Everyone knows that college and stress go hand in hand. The looming threat of the "real world" is only a handful of semesters away, and big decisions have to be made about your life at some point between now and then. Majors, minors, grad school, internships, and applications all question you at once, and suddenly you're drowning in a sea of self-doubt and exhaustion.
What's my best remedy for this unparalleled time of stress? Go to camp.
The hazy summer memories come floating back at the mention of the word, and suddenly you're nine years old again singing silly songs and making arts and crafts.
Camp is the ultimate gift for a child; it gives kids the ability to be free and explore athletic, creative, and social outlets in the most nurturing and accepting of environments. Essentially, it's a place where kids can be kids, and the healing that results from this type of environment extend to those who work with the campers as well.
This past summer I decided, on a whim, to give camp counseling a try. I'm a college student without a declared major and a big, ambiguous future ahead of me. I know I'm not the only one who fits this description, and because of my current circumstances, camp entered my life at the perfect time. I found a sense of purpose and direction, and I wasn't even looking for it.
So what can camp do for you? The list of positives is lengthy, and honestly very individual, but there is no way you can work with kids at camp for a summer and not walk away a better person.
The level of camaraderie among a camp staff is unmatched, because the environment is so unique and tight-knit. It's a special breed of people that choose to work at summer camps, and their perspectives on life and personal values are refreshing in an age of cheap scams and greedy motives.
In a way, camp lets its employees be young again, and embrace a childlike mentality that grounds you in a time of such pressing demands.
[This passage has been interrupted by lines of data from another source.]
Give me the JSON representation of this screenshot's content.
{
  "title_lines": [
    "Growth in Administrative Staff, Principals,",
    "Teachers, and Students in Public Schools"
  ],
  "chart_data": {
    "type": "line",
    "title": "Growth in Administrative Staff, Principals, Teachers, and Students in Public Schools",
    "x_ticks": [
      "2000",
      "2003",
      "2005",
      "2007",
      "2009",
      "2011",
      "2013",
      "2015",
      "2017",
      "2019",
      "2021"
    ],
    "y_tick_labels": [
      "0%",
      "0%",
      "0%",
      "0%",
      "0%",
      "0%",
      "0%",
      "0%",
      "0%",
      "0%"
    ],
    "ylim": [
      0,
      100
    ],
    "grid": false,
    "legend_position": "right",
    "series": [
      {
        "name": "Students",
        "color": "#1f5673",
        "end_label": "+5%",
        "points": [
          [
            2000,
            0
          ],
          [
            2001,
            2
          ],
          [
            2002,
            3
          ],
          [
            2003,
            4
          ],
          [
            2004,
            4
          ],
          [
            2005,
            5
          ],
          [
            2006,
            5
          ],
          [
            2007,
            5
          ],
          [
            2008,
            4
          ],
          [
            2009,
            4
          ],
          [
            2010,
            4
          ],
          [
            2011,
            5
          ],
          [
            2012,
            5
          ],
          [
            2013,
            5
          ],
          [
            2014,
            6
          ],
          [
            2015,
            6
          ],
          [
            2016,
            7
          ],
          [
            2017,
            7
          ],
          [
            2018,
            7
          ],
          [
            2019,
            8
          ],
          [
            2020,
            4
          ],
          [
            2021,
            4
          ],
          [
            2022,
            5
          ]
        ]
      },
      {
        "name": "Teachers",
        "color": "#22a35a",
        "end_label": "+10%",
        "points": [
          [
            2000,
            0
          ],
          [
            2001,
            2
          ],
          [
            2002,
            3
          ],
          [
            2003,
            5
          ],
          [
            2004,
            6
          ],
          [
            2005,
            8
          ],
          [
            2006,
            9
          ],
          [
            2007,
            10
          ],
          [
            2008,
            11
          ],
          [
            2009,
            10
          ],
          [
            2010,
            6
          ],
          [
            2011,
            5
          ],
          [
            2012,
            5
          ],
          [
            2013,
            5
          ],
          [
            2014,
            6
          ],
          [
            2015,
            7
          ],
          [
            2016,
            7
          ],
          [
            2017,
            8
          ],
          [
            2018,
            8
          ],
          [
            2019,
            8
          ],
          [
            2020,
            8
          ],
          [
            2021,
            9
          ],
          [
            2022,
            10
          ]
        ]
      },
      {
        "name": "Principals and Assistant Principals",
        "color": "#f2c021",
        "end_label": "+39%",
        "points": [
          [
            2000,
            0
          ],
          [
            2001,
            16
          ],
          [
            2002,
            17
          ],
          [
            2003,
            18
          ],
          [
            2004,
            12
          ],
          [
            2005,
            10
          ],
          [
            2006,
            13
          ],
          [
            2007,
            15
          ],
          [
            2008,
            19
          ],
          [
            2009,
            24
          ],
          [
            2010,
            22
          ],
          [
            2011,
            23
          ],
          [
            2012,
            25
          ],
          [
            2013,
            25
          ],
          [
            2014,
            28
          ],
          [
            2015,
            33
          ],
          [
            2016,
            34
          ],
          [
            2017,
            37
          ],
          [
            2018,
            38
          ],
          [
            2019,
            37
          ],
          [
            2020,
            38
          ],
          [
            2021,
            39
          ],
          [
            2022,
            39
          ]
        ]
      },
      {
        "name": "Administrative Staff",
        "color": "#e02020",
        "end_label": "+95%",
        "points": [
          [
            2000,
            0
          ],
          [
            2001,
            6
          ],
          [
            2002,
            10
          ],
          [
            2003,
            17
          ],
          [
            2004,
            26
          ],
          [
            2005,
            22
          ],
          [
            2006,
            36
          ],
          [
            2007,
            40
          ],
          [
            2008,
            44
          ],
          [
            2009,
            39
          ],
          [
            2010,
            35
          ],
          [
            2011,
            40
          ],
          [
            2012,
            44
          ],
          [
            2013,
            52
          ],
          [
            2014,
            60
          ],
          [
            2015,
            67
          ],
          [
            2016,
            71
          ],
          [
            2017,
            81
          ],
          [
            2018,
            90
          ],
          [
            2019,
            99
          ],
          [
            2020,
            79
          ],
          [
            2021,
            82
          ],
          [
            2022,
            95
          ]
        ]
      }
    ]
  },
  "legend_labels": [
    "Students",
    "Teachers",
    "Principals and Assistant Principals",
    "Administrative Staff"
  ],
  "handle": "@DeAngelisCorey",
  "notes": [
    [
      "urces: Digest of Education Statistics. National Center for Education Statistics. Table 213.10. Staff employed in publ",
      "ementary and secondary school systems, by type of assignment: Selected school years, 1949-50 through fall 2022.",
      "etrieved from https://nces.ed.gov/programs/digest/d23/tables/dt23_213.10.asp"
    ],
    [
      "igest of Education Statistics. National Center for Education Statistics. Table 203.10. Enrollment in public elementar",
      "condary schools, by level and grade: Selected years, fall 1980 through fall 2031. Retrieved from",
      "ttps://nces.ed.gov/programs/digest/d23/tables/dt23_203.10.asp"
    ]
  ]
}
Simultaneously, a camp counselor is given an enormous amount of responsibility by being in charge of groups of young children, and ensuring overall safety and well-being.
This level of responsibility helps an emerging adult feel mature and capable of rising to a high standard, which in turn increases self-confidence. A summer as a camp counselor is exhausting, and the pay is low, but at this stage in life, that's generally manageable.
It's also a full-time job, unlike many other typical college jobs, and scheduling around a full-time schedule is an important life skill. The counselors become masters of social interaction, since the job demands you to connect with kids, peers, supervisors, and of course, parents.
It stretches you creatively, keeping you on yours toes since every day is a new adventure and the plans are always changing. Camp counselors are given numerous opportunities to teach, listen, support, mediate, aid, lead, and make critical decisions. There is no career that doesn't implement these skills, meaning there is no person who would be wasting their time by spending a summer at camp.
So go back to your glory days, put on that tie-dye t-shirt, and begin making a difference in children's lives. The rewards are immeasurable, and the experience of a summer spent at camp will sharpen the skills you need for your career -- even if you have no idea what that might be yet.